I read Jim Thomas’ essay about Fritz Haber in the April 20, 2022 edition of The Blackshear Times.

There are some aspects of it that I don’t understand. Mr. Thomas starts by characterizing Haber’s work with nitrogen as little-known and little-appreciated. I thought that everybody knew about it. I never studied chemistry, but I am well aware of his work with nitrogen. Maybe the difference between me and the people you hang out with is that I had the benefit of a public library as a child.

I thought that everybody knew about Haber and the Haber process because of his notoriety as the developer of poison gas, which Germany used in World War I. Is that what you mean by “patriotic German?” Maybe I’m not up to date on the latest thinking on this matter, but I thought that the question of whether a man has moral responsibility for his actions, even if he was “just following orders,” was settled at the Nuremberg trials.  Am I missing something?

I first became acquainted with Fritz Haber in an essay by Isaac Asimov titled “The Sin of the Scientist”. Asimov argues that scientists do have responsibility for how their work is used. He further argues that some scientists have engaged in activities that are so terrible that they deserve to be called a sin. He then proposes Fritz Haber as the original sinner among scientists.

“The Sin of the Scientist” is worth reading. It is in one of Asimov’s essay collections. I read it about 45 years ago.

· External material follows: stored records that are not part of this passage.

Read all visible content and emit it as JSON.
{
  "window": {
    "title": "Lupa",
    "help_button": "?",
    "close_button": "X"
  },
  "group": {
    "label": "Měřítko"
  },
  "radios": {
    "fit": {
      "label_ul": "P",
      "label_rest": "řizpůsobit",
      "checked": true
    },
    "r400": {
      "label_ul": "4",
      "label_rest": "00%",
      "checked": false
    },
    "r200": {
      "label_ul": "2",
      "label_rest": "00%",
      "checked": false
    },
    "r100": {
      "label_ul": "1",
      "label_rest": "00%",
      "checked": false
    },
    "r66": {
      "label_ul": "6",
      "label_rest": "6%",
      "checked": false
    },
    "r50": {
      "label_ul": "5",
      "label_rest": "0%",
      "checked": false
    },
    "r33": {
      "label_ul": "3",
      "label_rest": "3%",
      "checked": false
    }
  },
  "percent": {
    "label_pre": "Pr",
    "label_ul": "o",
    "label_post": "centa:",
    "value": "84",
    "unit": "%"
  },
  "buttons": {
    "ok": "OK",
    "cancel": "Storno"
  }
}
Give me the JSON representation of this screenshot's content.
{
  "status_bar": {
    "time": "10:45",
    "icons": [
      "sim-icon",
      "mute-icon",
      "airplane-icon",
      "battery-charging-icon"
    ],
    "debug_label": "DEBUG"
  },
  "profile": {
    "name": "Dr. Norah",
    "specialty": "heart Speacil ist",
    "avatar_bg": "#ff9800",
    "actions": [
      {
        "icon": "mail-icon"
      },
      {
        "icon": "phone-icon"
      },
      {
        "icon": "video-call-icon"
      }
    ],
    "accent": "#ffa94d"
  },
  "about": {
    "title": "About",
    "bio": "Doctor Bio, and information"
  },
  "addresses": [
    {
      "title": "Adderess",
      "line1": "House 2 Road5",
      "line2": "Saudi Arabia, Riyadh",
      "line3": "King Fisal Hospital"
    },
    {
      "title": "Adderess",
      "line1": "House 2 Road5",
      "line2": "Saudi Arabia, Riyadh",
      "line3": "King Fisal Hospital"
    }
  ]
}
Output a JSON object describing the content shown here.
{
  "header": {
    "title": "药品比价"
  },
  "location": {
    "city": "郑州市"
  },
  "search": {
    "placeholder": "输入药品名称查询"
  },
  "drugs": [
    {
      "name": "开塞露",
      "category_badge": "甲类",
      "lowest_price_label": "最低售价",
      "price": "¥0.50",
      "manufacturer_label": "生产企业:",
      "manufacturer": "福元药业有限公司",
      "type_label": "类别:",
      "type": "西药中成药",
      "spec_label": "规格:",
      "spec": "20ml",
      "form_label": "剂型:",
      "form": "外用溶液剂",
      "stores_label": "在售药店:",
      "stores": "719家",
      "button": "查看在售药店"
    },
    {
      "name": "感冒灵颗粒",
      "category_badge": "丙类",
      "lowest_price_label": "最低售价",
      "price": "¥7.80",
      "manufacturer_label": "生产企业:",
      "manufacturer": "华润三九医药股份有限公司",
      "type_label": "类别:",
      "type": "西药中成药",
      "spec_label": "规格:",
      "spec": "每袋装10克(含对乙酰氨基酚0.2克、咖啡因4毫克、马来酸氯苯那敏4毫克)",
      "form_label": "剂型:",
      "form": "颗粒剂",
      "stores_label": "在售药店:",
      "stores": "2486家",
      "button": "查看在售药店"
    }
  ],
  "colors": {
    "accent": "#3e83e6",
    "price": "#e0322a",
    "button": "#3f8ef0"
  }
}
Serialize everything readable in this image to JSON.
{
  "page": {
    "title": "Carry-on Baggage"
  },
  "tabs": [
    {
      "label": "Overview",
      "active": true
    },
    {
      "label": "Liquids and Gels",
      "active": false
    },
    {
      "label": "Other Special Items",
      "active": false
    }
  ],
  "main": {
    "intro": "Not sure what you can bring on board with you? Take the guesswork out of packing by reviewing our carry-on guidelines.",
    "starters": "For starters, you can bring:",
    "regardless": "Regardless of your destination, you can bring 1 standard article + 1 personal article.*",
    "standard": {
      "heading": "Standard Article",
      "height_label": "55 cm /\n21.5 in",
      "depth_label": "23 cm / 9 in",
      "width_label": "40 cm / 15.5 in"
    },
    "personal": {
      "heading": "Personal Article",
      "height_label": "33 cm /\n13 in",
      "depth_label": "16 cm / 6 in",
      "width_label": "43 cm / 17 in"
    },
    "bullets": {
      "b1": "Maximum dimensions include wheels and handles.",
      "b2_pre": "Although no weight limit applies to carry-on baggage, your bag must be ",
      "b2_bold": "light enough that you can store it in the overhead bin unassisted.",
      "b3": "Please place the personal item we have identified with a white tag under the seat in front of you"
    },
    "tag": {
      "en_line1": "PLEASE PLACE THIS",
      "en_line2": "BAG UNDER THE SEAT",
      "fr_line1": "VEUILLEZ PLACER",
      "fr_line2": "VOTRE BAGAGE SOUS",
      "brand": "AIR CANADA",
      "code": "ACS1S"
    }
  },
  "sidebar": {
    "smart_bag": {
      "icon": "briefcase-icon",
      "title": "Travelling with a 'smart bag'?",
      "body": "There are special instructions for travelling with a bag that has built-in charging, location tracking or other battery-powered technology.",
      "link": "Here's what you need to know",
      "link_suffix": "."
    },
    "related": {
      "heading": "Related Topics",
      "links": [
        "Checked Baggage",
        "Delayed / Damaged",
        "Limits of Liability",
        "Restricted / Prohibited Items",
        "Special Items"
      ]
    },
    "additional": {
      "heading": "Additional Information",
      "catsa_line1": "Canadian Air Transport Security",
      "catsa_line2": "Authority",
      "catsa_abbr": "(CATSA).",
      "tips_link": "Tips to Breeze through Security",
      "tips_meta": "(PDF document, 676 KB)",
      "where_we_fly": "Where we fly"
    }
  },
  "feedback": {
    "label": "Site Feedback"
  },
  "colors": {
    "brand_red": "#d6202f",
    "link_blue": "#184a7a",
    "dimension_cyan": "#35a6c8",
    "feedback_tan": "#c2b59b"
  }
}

Haber is well known, and not just among chemists. When Ursula K Le Guin wrote “The Lathe of Heaven,” she chose “Dr. Haber” as the name for a character who could be described as a villain; but it was a little more subtle than that.

In The Ascent of Man, by Jacob Bronowski, he visits Auschwitz, where some of his relatives were killed by men who thought like Haber. Bronowski put effort into trying to understand what went wrong with their thinking. Bronowski did not simply call them evil. That would be simply a label, and it would not tell us anything.  Bronowski identified their “terrible certainty” as the root of the problem with their thinking. They were sure that they were doing the right thing. They did not rebel, they did not question. They followed orders, like a good, patriotic German.

Is that the point of your essay about Fritz Haber? Are you holding him up as a model human being for others to emulate? If so, why? You are quite flattering to Haber in your essay. Why? Do you think that we need more Habers?

You could have picked any number of early 20th century German scientists to lionize in your essay, but you picked Fritz Haber. Why? I can think of numerous unsavory causes that someone might pursue if he idolizes Fritz Haber. Do you suffer from the same “terrible certainty” as Fritz Haber?